Carter Aviation Offers Slowed Rotor / Compound As Clean Sky Solution

Presentation Made At European Rotorcraft Forum In Europe

Carter Aviation Technologies last week made a presentation to the European Rotorcraft Forum in Munich Germany.

The European Union has been working on a program called Clean Sky for several years. This program seeks to improve environmental aspects of air transportation with reductions in CO2 emissions and noise pollution among the objectives. Recently, Clean Sky 2 was initiated with a consortium of participates, a multi-year plan, and a budget of around €4 billion between the European Union and industrial partners. Some of the loftier goals are a 20%-30% reduction in CO2 emissions and noise pollution with a 2014 technology baseline.

“I think we surprised a lot of folks in Munich. They’re workin a multi-year plan to create more environmentally-friendly aircraft and here we sit at Carter with a technology that achieves a reduction in CO2 between 66% [hovering aircraft] and 80% [jump takeoff aircraft],” expounded Jay Carter. “Our presentation created quite the buzz and we expect to be expanding our list of parties interested in learning more about our technology.” Carter’s Personal Air Vehicle or PAV pictured above has achieved an L/D of 11 and the potential to design an aircraft for an L/D of 16 is possible. The reduction in rotor drag achieved with the dramatic slowing of the rotor from a nominal takeoff maximum of 400 rpm to a cruise flight rotation of 100 rpm enables this level of cruise efficiency.

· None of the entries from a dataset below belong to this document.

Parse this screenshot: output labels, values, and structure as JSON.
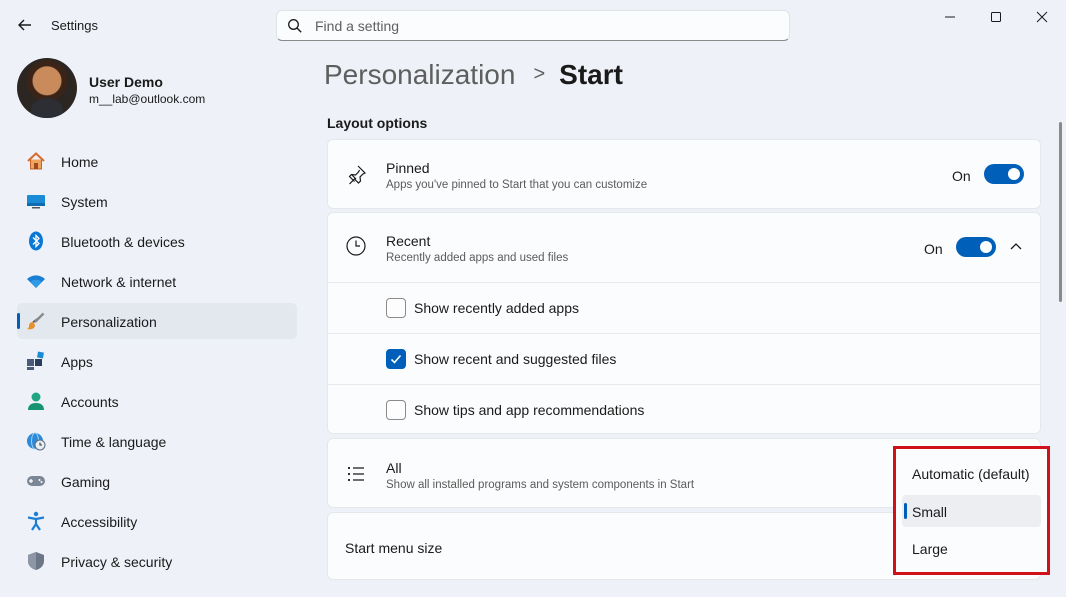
{
  "window": {
    "app_title": "Settings",
    "search_placeholder": "Find a setting"
  },
  "profile": {
    "name": "User Demo",
    "email": "m__lab@outlook.com"
  },
  "sidebar": {
    "items": [
      {
        "label": "Home",
        "icon": "home-icon",
        "active": false
      },
      {
        "label": "System",
        "icon": "system-icon",
        "active": false
      },
      {
        "label": "Bluetooth & devices",
        "icon": "bluetooth-icon",
        "active": false
      },
      {
        "label": "Network & internet",
        "icon": "wifi-icon",
        "active": false
      },
      {
        "label": "Personalization",
        "icon": "brush-icon",
        "active": true
      },
      {
        "label": "Apps",
        "icon": "apps-icon",
        "active": false
      },
      {
        "label": "Accounts",
        "icon": "person-icon",
        "active": false
      },
      {
        "label": "Time & language",
        "icon": "globe-clock-icon",
        "active": false
      },
      {
        "label": "Gaming",
        "icon": "gamepad-icon",
        "active": false
      },
      {
        "label": "Accessibility",
        "icon": "accessibility-icon",
        "active": false
      },
      {
        "label": "Privacy & security",
        "icon": "shield-icon",
        "active": false
      }
    ]
  },
  "header": {
    "parent": "Personalization",
    "separator": ">",
    "current": "Start"
  },
  "main": {
    "section_title": "Layout options",
    "pinned": {
      "title": "Pinned",
      "subtitle": "Apps you've pinned to Start that you can customize",
      "toggle_label": "On",
      "toggle_on": true
    },
    "recent": {
      "title": "Recent",
      "subtitle": "Recently added apps and used files",
      "toggle_label": "On",
      "toggle_on": true,
      "options": [
        {
          "label": "Show recently added apps",
          "checked": false
        },
        {
          "label": "Show recent and suggested files",
          "checked": true
        },
        {
          "label": "Show tips and app recommendations",
          "checked": false
        }
      ]
    },
    "all": {
      "title": "All",
      "subtitle": "Show all installed programs and system components in Start"
    },
    "size": {
      "title": "Start menu size"
    }
  },
  "dropdown": {
    "options": [
      "Automatic (default)",
      "Small",
      "Large"
    ],
    "selected": "Small",
    "highlight_color": "#d0111b"
  },
  "colors": {
    "accent": "#005fb8",
    "background": "#eef2f8",
    "card": "#fbfcfd"
  }
}
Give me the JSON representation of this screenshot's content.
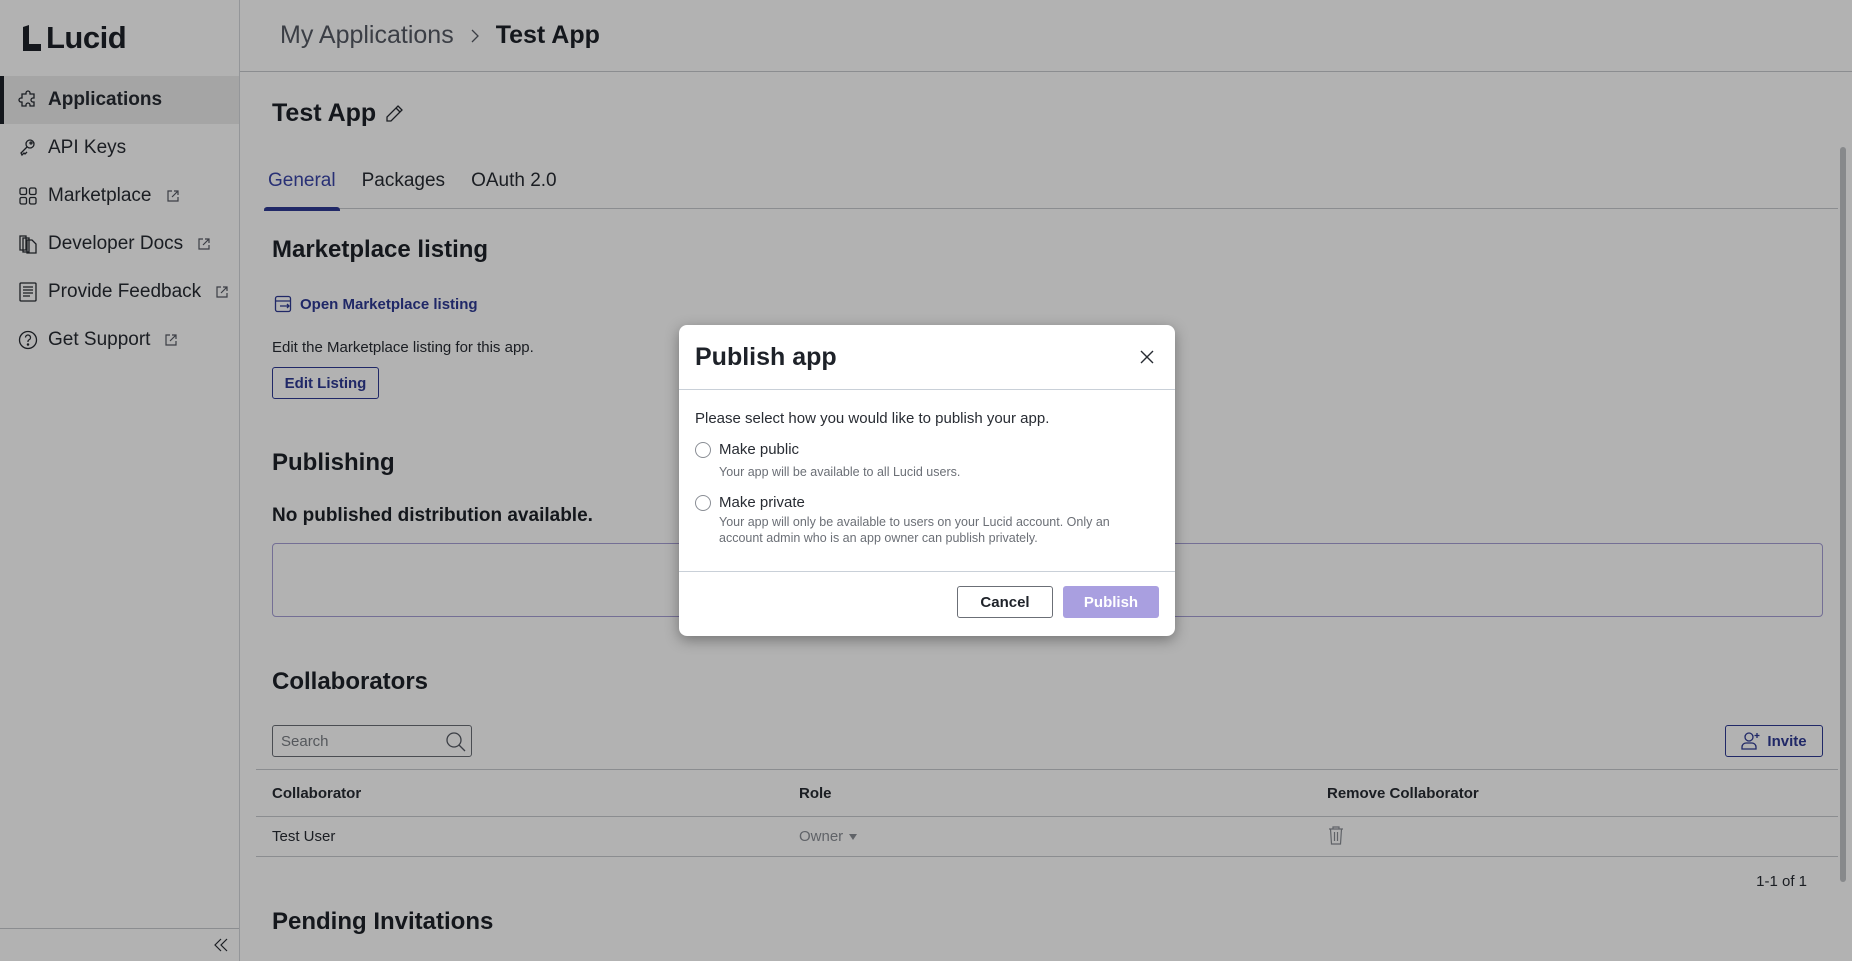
{
  "brand": {
    "name": "Lucid"
  },
  "sidebar": {
    "items": [
      {
        "label": "Applications",
        "icon": "puzzle-icon",
        "active": true,
        "external": false
      },
      {
        "label": "API Keys",
        "icon": "keys-icon",
        "active": false,
        "external": false
      },
      {
        "label": "Marketplace",
        "icon": "grid-icon",
        "active": false,
        "external": true
      },
      {
        "label": "Developer Docs",
        "icon": "docs-icon",
        "active": false,
        "external": true
      },
      {
        "label": "Provide Feedback",
        "icon": "document-icon",
        "active": false,
        "external": true
      },
      {
        "label": "Get Support",
        "icon": "help-circle-icon",
        "active": false,
        "external": true
      }
    ],
    "collapse_icon": "double-chevron-left-icon"
  },
  "breadcrumb": {
    "parent": "My Applications",
    "current": "Test App"
  },
  "page": {
    "title": "Test App",
    "tabs": [
      {
        "label": "General",
        "active": true
      },
      {
        "label": "Packages",
        "active": false
      },
      {
        "label": "OAuth 2.0",
        "active": false
      }
    ]
  },
  "marketplace": {
    "heading": "Marketplace listing",
    "open_link": "Open Marketplace listing",
    "description": "Edit the Marketplace listing for this app.",
    "edit_button": "Edit Listing"
  },
  "publishing": {
    "heading": "Publishing",
    "status": "No published distribution available."
  },
  "collaborators": {
    "heading": "Collaborators",
    "search_placeholder": "Search",
    "search_value": "",
    "invite_button": "Invite",
    "columns": [
      "Collaborator",
      "Role",
      "Remove Collaborator"
    ],
    "rows": [
      {
        "name": "Test User",
        "role": "Owner"
      }
    ],
    "pagination": "1-1 of 1"
  },
  "pending": {
    "heading": "Pending Invitations"
  },
  "modal": {
    "title": "Publish app",
    "prompt": "Please select how you would like to publish your app.",
    "options": [
      {
        "label": "Make public",
        "description": "Your app will be available to all Lucid users.",
        "selected": false
      },
      {
        "label": "Make private",
        "description": "Your app will only be available to users on your Lucid account. Only an account admin who is an app owner can publish privately.",
        "selected": false
      }
    ],
    "cancel_label": "Cancel",
    "publish_label": "Publish",
    "publish_disabled": true
  },
  "colors": {
    "accent": "#2e3a94",
    "publish_disabled": "#a99fe0",
    "overlay": "#b2b2b2"
  }
}
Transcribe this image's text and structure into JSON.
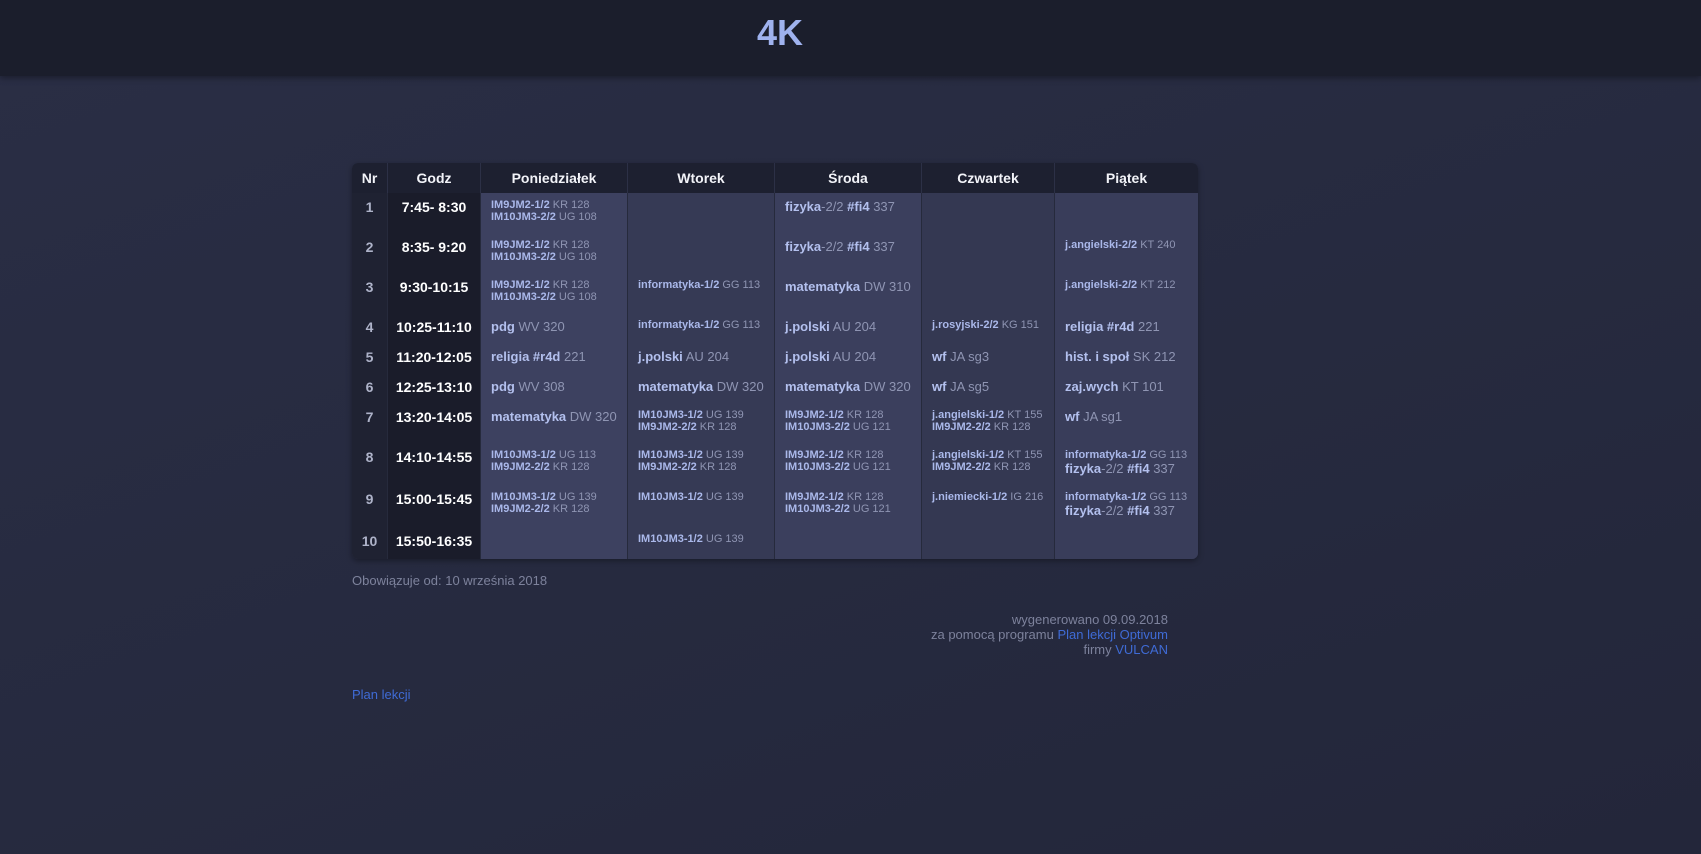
{
  "header": {
    "title": "4K"
  },
  "table": {
    "headers": [
      "Nr",
      "Godz",
      "Poniedziałek",
      "Wtorek",
      "Środa",
      "Czwartek",
      "Piątek"
    ],
    "rows": [
      {
        "nr": "1",
        "hours": "7:45- 8:30",
        "h": 40,
        "cells": [
          [
            {
              "s": "sm",
              "subj": "IM9JM2-1/2",
              "rest": "KR 128"
            },
            {
              "s": "sm",
              "subj": "IM10JM3-2/2",
              "rest": "UG 108"
            }
          ],
          [],
          [
            {
              "s": "big",
              "subj": "fizyka",
              "mid": "-2/2",
              "tag": "#fi4",
              "rest": "337"
            }
          ],
          [],
          []
        ]
      },
      {
        "nr": "2",
        "hours": "8:35- 9:20",
        "h": 40,
        "cells": [
          [
            {
              "s": "sm",
              "subj": "IM9JM2-1/2",
              "rest": "KR 128"
            },
            {
              "s": "sm",
              "subj": "IM10JM3-2/2",
              "rest": "UG 108"
            }
          ],
          [],
          [
            {
              "s": "big",
              "subj": "fizyka",
              "mid": "-2/2",
              "tag": "#fi4",
              "rest": "337"
            }
          ],
          [],
          [
            {
              "s": "sm",
              "subj": "j.angielski-2/2",
              "rest": "KT 240"
            }
          ]
        ]
      },
      {
        "nr": "3",
        "hours": "9:30-10:15",
        "h": 40,
        "cells": [
          [
            {
              "s": "sm",
              "subj": "IM9JM2-1/2",
              "rest": "KR 128"
            },
            {
              "s": "sm",
              "subj": "IM10JM3-2/2",
              "rest": "UG 108"
            }
          ],
          [
            {
              "s": "sm",
              "subj": "informatyka-1/2",
              "rest": "GG 113"
            }
          ],
          [
            {
              "s": "big",
              "subj": "matematyka",
              "rest": "DW 310"
            }
          ],
          [],
          [
            {
              "s": "sm",
              "subj": "j.angielski-2/2",
              "rest": "KT 212"
            }
          ]
        ]
      },
      {
        "nr": "4",
        "hours": "10:25-11:10",
        "h": 30,
        "cells": [
          [
            {
              "s": "big",
              "subj": "pdg",
              "rest": "WV 320"
            }
          ],
          [
            {
              "s": "sm",
              "subj": "informatyka-1/2",
              "rest": "GG 113"
            }
          ],
          [
            {
              "s": "big",
              "subj": "j.polski",
              "rest": "AU 204"
            }
          ],
          [
            {
              "s": "sm",
              "subj": "j.rosyjski-2/2",
              "rest": "KG 151"
            }
          ],
          [
            {
              "s": "big",
              "subj": "religia #r4d",
              "rest": "221"
            }
          ]
        ]
      },
      {
        "nr": "5",
        "hours": "11:20-12:05",
        "h": 30,
        "cells": [
          [
            {
              "s": "big",
              "subj": "religia #r4d",
              "rest": "221"
            }
          ],
          [
            {
              "s": "big",
              "subj": "j.polski",
              "rest": "AU 204"
            }
          ],
          [
            {
              "s": "big",
              "subj": "j.polski",
              "rest": "AU 204"
            }
          ],
          [
            {
              "s": "big",
              "subj": "wf",
              "rest": "JA sg3"
            }
          ],
          [
            {
              "s": "big",
              "subj": "hist. i społ",
              "rest": "SK 212"
            }
          ]
        ]
      },
      {
        "nr": "6",
        "hours": "12:25-13:10",
        "h": 30,
        "cells": [
          [
            {
              "s": "big",
              "subj": "pdg",
              "rest": "WV 308"
            }
          ],
          [
            {
              "s": "big",
              "subj": "matematyka",
              "rest": "DW 320"
            }
          ],
          [
            {
              "s": "big",
              "subj": "matematyka",
              "rest": "DW 320"
            }
          ],
          [
            {
              "s": "big",
              "subj": "wf",
              "rest": "JA sg5"
            }
          ],
          [
            {
              "s": "big",
              "subj": "zaj.wych",
              "rest": "KT 101"
            }
          ]
        ]
      },
      {
        "nr": "7",
        "hours": "13:20-14:05",
        "h": 40,
        "cells": [
          [
            {
              "s": "big",
              "subj": "matematyka",
              "rest": "DW 320"
            }
          ],
          [
            {
              "s": "sm",
              "subj": "IM10JM3-1/2",
              "rest": "UG 139"
            },
            {
              "s": "sm",
              "subj": "IM9JM2-2/2",
              "rest": "KR 128"
            }
          ],
          [
            {
              "s": "sm",
              "subj": "IM9JM2-1/2",
              "rest": "KR 128"
            },
            {
              "s": "sm",
              "subj": "IM10JM3-2/2",
              "rest": "UG 121"
            }
          ],
          [
            {
              "s": "sm",
              "subj": "j.angielski-1/2",
              "rest": "KT 155"
            },
            {
              "s": "sm",
              "subj": "IM9JM2-2/2",
              "rest": "KR 128"
            }
          ],
          [
            {
              "s": "big",
              "subj": "wf",
              "rest": "JA sg1"
            }
          ]
        ]
      },
      {
        "nr": "8",
        "hours": "14:10-14:55",
        "h": 42,
        "cells": [
          [
            {
              "s": "sm",
              "subj": "IM10JM3-1/2",
              "rest": "UG 113"
            },
            {
              "s": "sm",
              "subj": "IM9JM2-2/2",
              "rest": "KR 128"
            }
          ],
          [
            {
              "s": "sm",
              "subj": "IM10JM3-1/2",
              "rest": "UG 139"
            },
            {
              "s": "sm",
              "subj": "IM9JM2-2/2",
              "rest": "KR 128"
            }
          ],
          [
            {
              "s": "sm",
              "subj": "IM9JM2-1/2",
              "rest": "KR 128"
            },
            {
              "s": "sm",
              "subj": "IM10JM3-2/2",
              "rest": "UG 121"
            }
          ],
          [
            {
              "s": "sm",
              "subj": "j.angielski-1/2",
              "rest": "KT 155"
            },
            {
              "s": "sm",
              "subj": "IM9JM2-2/2",
              "rest": "KR 128"
            }
          ],
          [
            {
              "s": "sm",
              "subj": "informatyka-1/2",
              "rest": "GG 113"
            },
            {
              "s": "big",
              "subj": "fizyka",
              "mid": "-2/2",
              "tag": "#fi4",
              "rest": "337"
            }
          ]
        ]
      },
      {
        "nr": "9",
        "hours": "15:00-15:45",
        "h": 42,
        "cells": [
          [
            {
              "s": "sm",
              "subj": "IM10JM3-1/2",
              "rest": "UG 139"
            },
            {
              "s": "sm",
              "subj": "IM9JM2-2/2",
              "rest": "KR 128"
            }
          ],
          [
            {
              "s": "sm",
              "subj": "IM10JM3-1/2",
              "rest": "UG 139"
            }
          ],
          [
            {
              "s": "sm",
              "subj": "IM9JM2-1/2",
              "rest": "KR 128"
            },
            {
              "s": "sm",
              "subj": "IM10JM3-2/2",
              "rest": "UG 121"
            }
          ],
          [
            {
              "s": "sm",
              "subj": "j.niemiecki-1/2",
              "rest": "IG 216"
            }
          ],
          [
            {
              "s": "sm",
              "subj": "informatyka-1/2",
              "rest": "GG 113"
            },
            {
              "s": "big",
              "subj": "fizyka",
              "mid": "-2/2",
              "tag": "#fi4",
              "rest": "337"
            }
          ]
        ]
      },
      {
        "nr": "10",
        "hours": "15:50-16:35",
        "h": 32,
        "cells": [
          [],
          [
            {
              "s": "sm",
              "subj": "IM10JM3-1/2",
              "rest": "UG 139"
            }
          ],
          [],
          [],
          []
        ]
      }
    ]
  },
  "footer": {
    "valid_from": "Obowiązuje od: 10 września 2018",
    "generated": "wygenerowano 09.09.2018",
    "with_program": "za pomocą programu",
    "program_link": "Plan lekcji Optivum",
    "company_prefix": "firmy",
    "company_link": "VULCAN",
    "plan_link": "Plan lekcji"
  }
}
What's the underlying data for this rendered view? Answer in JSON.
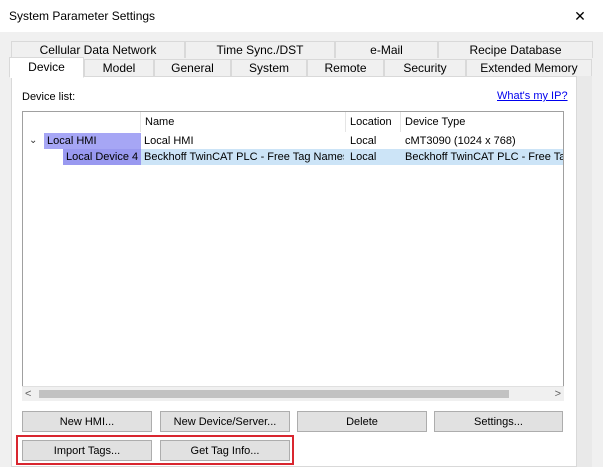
{
  "window": {
    "title": "System Parameter Settings",
    "close_glyph": "✕"
  },
  "tabs_back": [
    {
      "label": "Cellular Data Network"
    },
    {
      "label": "Time Sync./DST"
    },
    {
      "label": "e-Mail"
    },
    {
      "label": "Recipe Database"
    }
  ],
  "tabs_front": [
    {
      "label": "Device",
      "active": true
    },
    {
      "label": "Model"
    },
    {
      "label": "General"
    },
    {
      "label": "System"
    },
    {
      "label": "Remote"
    },
    {
      "label": "Security"
    },
    {
      "label": "Extended Memory"
    }
  ],
  "device_list": {
    "label": "Device list:",
    "whats_my_ip": "What's my IP?",
    "columns": [
      "Name",
      "Location",
      "Device Type"
    ],
    "rows": [
      {
        "tree_label": "Local HMI",
        "expand_icon": "chevron-down-icon",
        "expand_glyph": "⌄",
        "name": "Local HMI",
        "location": "Local",
        "device_type": "cMT3090 (1024 x 768)"
      },
      {
        "tree_label": "Local Device 4",
        "name": "Beckhoff TwinCAT PLC - Free Tag Names",
        "location": "Local",
        "device_type": "Beckhoff TwinCAT PLC - Free Ta",
        "selected": true
      }
    ],
    "hscroll_left": "<",
    "hscroll_right": ">"
  },
  "buttons": {
    "new_hmi": "New HMI...",
    "new_device": "New Device/Server...",
    "delete": "Delete",
    "settings": "Settings...",
    "import_tags": "Import Tags...",
    "get_tag_info": "Get Tag Info..."
  },
  "colors": {
    "tree_hmi": "#a6a6f5",
    "tree_device": "#9999f0",
    "row_selected": "#cce4f7",
    "highlight_box": "#d9262f",
    "link": "#0000ee"
  }
}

The idea of slowing the rotor down in flight is not new. In the 1930’s, aerodynamicists looking to improve upon autogyro efficiency recognized that if the rotor could be slowed down and kept stable, fantastic rotorcraft performance could be achieved in cruise. In the late ‘50s and early ‘60s, both the US and British governments spent years and millions of dollars trying to significantly slow the rotor. They had some success, but because
of noise, vibration, stability, and control issues, it was concluded to be either impossible or impractical. “We have been working the slowed rotor program for 21 years. It took 11 years before we first achieved an advance ratio of one. We had to identify and solve 10 issues to safely slow the rotor – the subject of 22 patents and 6 pending,” stated Jay Carter. The Carter presentation in Munich discussed those issues and the performance results from flight testing that have exceeded the emission and noise goals of Clean Sky 2.